Se o capitalismo não tem rivais, a pergunta que faço é: como salvar o mundo da pandemia de tolices que caracteriza o mundo contemporâneo?

Para os fanáticos pela ideia de “novo normal”, diria que a normalidade da geopolítica daqui pra frente será ter um novo ator capaz de mandar os EUA calarem a boca, como os soviéticos faziam no passado.

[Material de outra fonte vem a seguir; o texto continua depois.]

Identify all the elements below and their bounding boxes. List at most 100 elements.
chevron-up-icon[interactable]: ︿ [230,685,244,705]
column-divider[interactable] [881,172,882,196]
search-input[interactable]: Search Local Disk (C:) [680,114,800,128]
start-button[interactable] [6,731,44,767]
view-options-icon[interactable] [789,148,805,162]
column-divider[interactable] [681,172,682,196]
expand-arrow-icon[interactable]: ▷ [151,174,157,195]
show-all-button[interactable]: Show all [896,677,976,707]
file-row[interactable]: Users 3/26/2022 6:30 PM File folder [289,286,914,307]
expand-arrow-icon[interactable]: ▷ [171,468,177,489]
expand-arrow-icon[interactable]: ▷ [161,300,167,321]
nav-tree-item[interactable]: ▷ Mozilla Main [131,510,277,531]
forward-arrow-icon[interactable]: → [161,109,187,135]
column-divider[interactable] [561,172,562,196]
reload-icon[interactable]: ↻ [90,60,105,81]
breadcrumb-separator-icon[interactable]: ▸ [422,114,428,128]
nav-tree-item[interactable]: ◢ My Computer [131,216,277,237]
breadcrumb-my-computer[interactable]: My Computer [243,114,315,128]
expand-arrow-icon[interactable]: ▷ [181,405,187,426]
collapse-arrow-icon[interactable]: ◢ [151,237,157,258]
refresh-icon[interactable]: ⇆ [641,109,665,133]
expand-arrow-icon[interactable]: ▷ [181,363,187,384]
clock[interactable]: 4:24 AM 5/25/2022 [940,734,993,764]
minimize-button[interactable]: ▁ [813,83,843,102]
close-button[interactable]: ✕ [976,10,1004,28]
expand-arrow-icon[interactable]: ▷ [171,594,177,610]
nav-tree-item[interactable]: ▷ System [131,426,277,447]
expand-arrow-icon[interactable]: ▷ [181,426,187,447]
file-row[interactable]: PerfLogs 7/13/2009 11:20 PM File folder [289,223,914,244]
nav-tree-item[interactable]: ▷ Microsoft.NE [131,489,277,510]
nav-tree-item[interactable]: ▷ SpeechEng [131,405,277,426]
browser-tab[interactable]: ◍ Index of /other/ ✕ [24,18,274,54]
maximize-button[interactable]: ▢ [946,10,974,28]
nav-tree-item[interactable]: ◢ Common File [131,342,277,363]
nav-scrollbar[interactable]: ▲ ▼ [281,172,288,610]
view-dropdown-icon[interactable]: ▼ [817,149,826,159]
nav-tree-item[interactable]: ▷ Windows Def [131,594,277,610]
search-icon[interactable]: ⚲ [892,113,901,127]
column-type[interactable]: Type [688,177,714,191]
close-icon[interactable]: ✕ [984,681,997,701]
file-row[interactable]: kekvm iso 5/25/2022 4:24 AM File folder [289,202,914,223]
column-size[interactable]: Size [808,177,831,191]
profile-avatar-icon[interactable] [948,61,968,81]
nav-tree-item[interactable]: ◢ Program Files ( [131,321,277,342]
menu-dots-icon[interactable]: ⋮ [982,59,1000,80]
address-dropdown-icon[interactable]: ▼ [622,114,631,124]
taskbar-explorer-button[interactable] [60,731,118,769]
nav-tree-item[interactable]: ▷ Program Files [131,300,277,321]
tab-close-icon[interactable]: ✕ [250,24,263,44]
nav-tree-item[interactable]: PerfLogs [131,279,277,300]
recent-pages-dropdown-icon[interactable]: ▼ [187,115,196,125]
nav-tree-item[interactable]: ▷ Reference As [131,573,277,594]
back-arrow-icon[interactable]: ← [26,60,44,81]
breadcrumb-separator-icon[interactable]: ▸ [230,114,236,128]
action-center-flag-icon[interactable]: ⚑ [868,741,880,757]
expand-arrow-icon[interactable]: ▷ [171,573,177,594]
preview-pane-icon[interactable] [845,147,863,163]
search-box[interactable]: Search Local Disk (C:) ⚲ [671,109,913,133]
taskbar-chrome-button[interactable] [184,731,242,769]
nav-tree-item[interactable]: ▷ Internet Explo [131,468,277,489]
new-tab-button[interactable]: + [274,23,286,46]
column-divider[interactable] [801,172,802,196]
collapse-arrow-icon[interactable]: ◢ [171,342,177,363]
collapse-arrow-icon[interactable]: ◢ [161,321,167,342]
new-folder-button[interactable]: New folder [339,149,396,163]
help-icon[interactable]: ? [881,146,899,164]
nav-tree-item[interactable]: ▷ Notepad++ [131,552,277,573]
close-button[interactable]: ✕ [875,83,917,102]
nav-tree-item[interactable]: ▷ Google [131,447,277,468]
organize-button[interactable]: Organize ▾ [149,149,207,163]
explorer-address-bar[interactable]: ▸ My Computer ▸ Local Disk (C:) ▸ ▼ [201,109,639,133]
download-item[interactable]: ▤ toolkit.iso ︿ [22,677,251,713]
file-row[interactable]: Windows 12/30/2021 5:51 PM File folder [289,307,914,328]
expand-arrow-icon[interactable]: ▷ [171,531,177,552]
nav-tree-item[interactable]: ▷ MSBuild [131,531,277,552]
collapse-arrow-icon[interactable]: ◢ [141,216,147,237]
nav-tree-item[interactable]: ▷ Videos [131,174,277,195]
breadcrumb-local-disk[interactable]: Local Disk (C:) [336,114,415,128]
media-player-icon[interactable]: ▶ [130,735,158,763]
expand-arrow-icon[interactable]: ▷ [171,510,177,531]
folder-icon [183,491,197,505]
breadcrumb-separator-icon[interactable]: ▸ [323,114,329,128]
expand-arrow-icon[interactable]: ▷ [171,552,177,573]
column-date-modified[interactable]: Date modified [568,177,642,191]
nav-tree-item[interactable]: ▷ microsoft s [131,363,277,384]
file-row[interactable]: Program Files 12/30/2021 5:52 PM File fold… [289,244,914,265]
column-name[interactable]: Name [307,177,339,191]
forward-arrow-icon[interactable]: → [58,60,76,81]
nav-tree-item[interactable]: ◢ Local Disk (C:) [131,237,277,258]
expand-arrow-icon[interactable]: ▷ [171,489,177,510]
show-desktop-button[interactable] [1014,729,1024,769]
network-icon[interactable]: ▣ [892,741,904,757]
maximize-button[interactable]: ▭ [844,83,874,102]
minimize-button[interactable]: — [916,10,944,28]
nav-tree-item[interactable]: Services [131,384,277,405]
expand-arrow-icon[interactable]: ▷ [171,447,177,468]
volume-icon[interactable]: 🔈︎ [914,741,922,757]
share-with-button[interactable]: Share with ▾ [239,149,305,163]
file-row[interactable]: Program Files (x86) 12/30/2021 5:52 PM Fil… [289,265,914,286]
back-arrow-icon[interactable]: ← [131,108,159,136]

Não se trata de desprezar a democracia, mas sim de lembrar a ela que a China pode vir a provar que para produzir riqueza não se faz necessário que as pessoas votem nos seus líderes ou tenham múltiplos partidos.

E não se prova a falsidade desta hipótese apenas evocando argumentos deontológicos (isto é, argumentos que lidam com o modo como as coisas deveriam ser eticamente e não como elas de fato são).

As pessoas negociam o direito ao voto se sentirem que outro modo de organizar a política pode melhorar a vida delas. O equívoco comum nas elites das democracias ocidentais é que todo mundo vive numa Dinamarca imaginária.

A China está tirando sua população de uma miséria ancestral na velocidade da luz. E os chineses sabem que não vivem na Dinamarca. Permanecem lúcidos, sabendo o preço das coisas e sem tolices.

Luiz Felipe Pondé
Escritor e ensaísta, autor de “Dez Mandamentos” e “Marketing Existencial”. É doutor em filosofia pela USP.